The most interesting aspect of Rapid Development, however, may be its comments on communication within and by the church. After citing a number of other statements and documents on public opinion in the church, the letter states:

Communication both within the church community, and between the church and the world at large, requires openness and a new approach towards facing questions regarding the world of media. This communication must tend towards a constructive dialogue, so as to promote a correctly informed and discerning public opinion within the Christian community.

The church, like other institutions and groups, has the need and the right to make its activities known. However, when circumstances require, it must be able to guarantee an adequate confidentiality, without thereby prejudicing a timely and sufficient communication about church events.
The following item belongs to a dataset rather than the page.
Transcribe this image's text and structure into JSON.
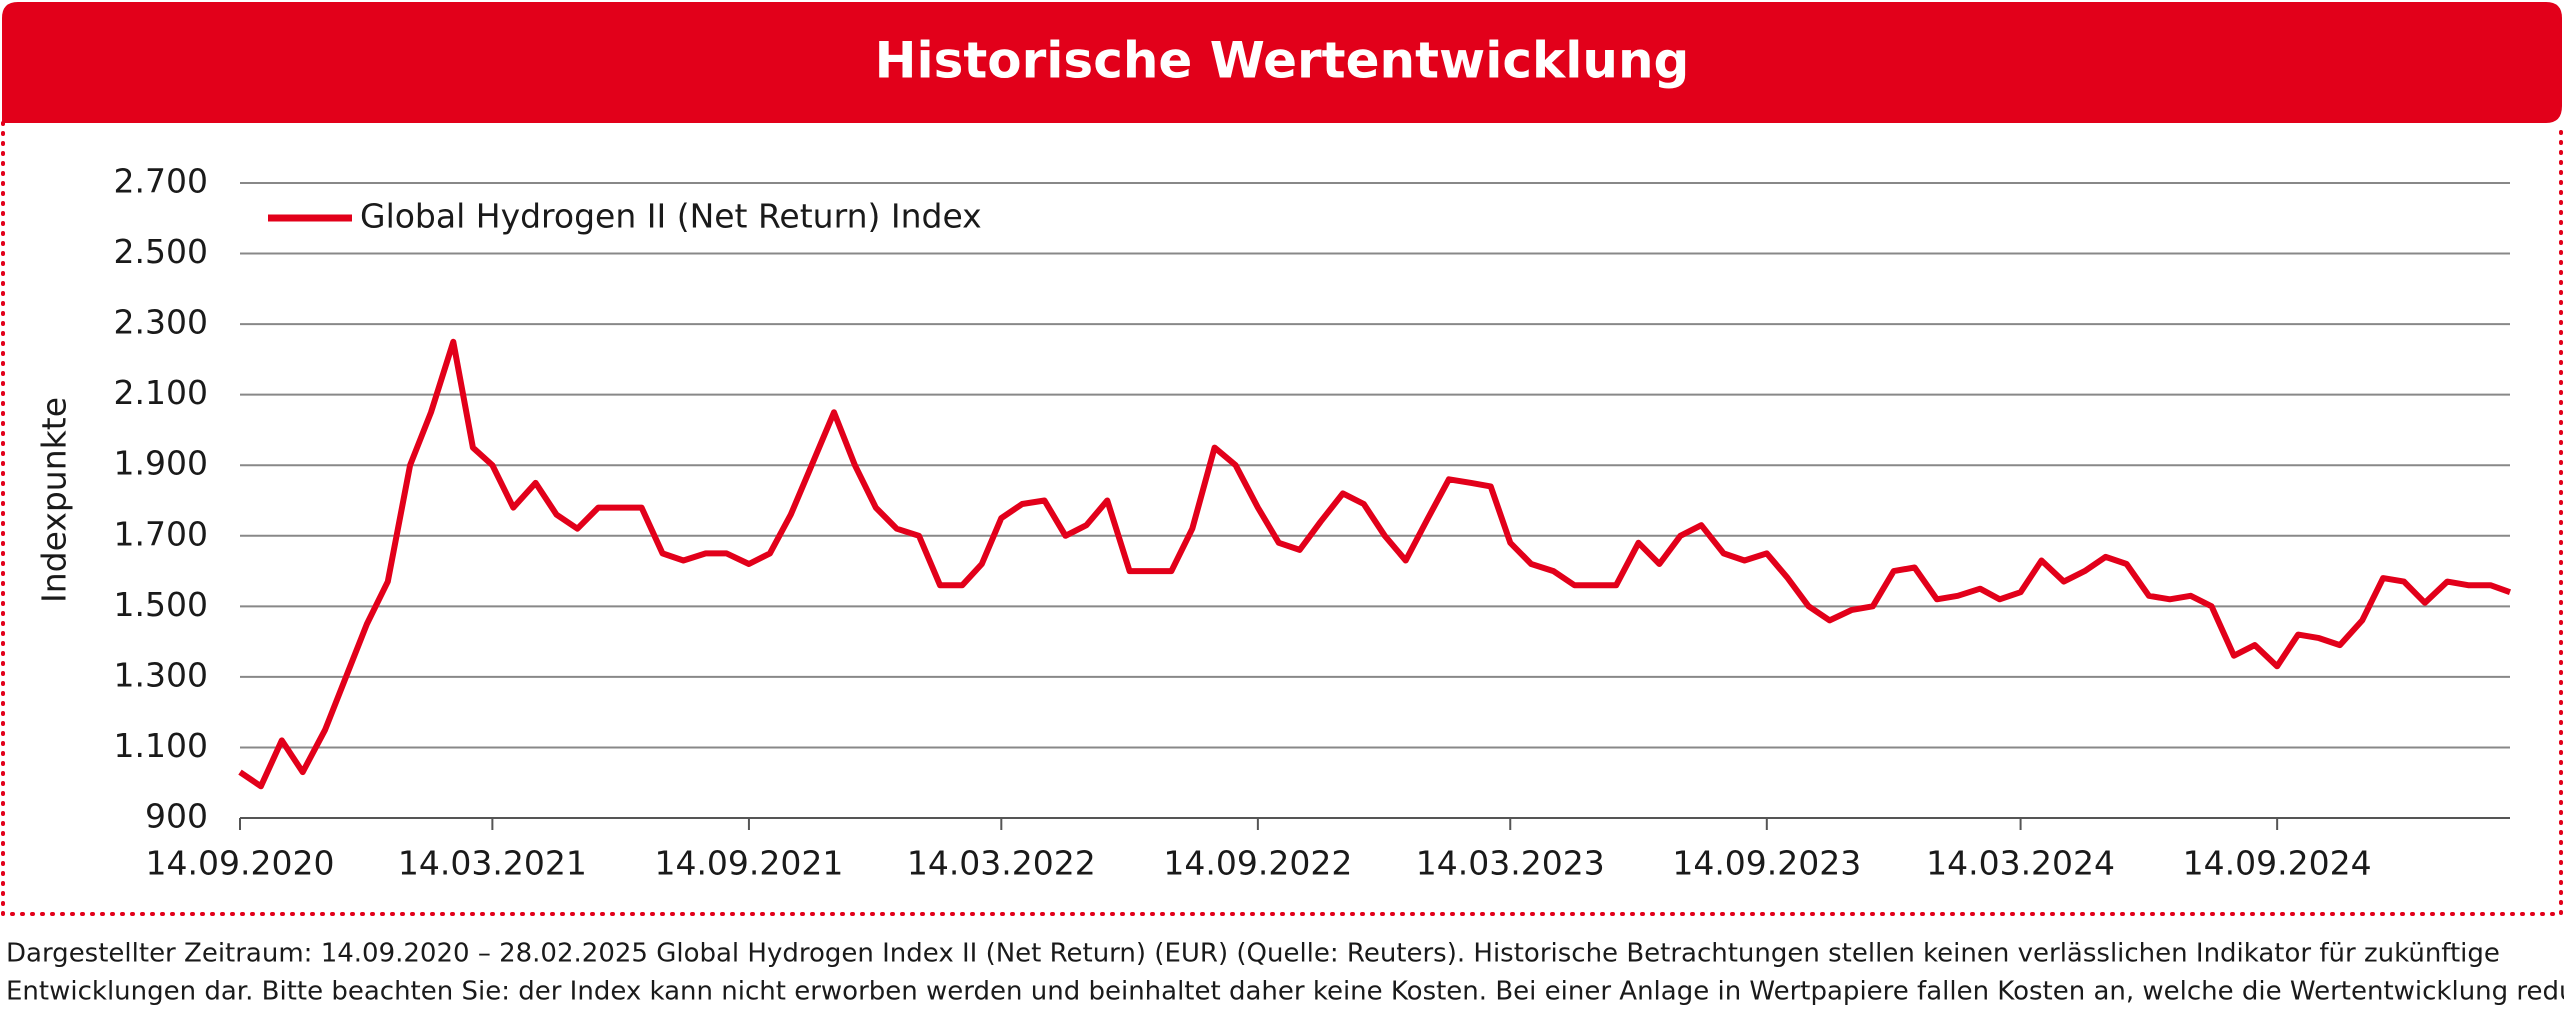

This is one of the areas in which collaboration between the lay faithful and pastors is most needed.

Earlier Vatican pronouncements on communication have gone a good deal further than this. The postconciliar Pastoral Instruction on Social Communications, Communio et Progressio, published by the Pontifical Commission (now Council) for Social Communications in 1971, asserted: Since the development of public opinion within the church is essential, individual Catholics have the right to all the information they need to play their active role in the life of the church....The normal flow of life and the smooth functioning of government within the church require a steady two-way flow of information.... On those occasions when the affairs of the church require secrecy, the rules normal in civil affairs equally apply.

Marking the 20th anniversary of Communio, the pastoral instruction Aetatis Novae likewise articulated a fundamental right of dialogue and information within the church. It explained: Partly this is a matter of maintaining and enhancing the church’s credibility and effectiveness. But more fundamentally, it is one of the ways of realizing in a concrete manner the church’s character as communion.

In the wake of disasters like the sexual abuse scandal in the United States, in which misguided official secrecy played such a large role, it is disappointing that Rapid Development goes no further than it does on the subject of honest, open communication in the church. Progress in this area of the church’s life can be maddeningly slow. Speaking in 1963 on The Social Function of the Press, John Courtney Murray, S.J., called attention to the obvious fact that access to information on the part of the public is a necessity in any well-ordered modern society. Murray elaborated two fundamental principles in this regard. First, The church, for all her differences as over against civil society, remains a society. And the societal character of the church creates a public right to information about all that concerns the church. Second, If the function of public information in the church is a social necessity, then the discharge of this function must be free.... There ought to be no arbitrary limitations imposed upon the dissemination of public information within the church.

Certainly there is need for vigorous debate about which limitations on the dissemination of information in particular cases are arbitrary and which are not. Still, in the never-ending contest between secrecy and openness, Murray’s principles suggest that the presumption should be in favor of openness, while the burden of proof should rest upon those urging secrecy.

We are still far from having a policy on freedom of information in the church. At the same time, in speaking of the need for the church to cultivate openness and a new approach towards facing questions regarding the world of media, Rapid Development keeps the door open to future development.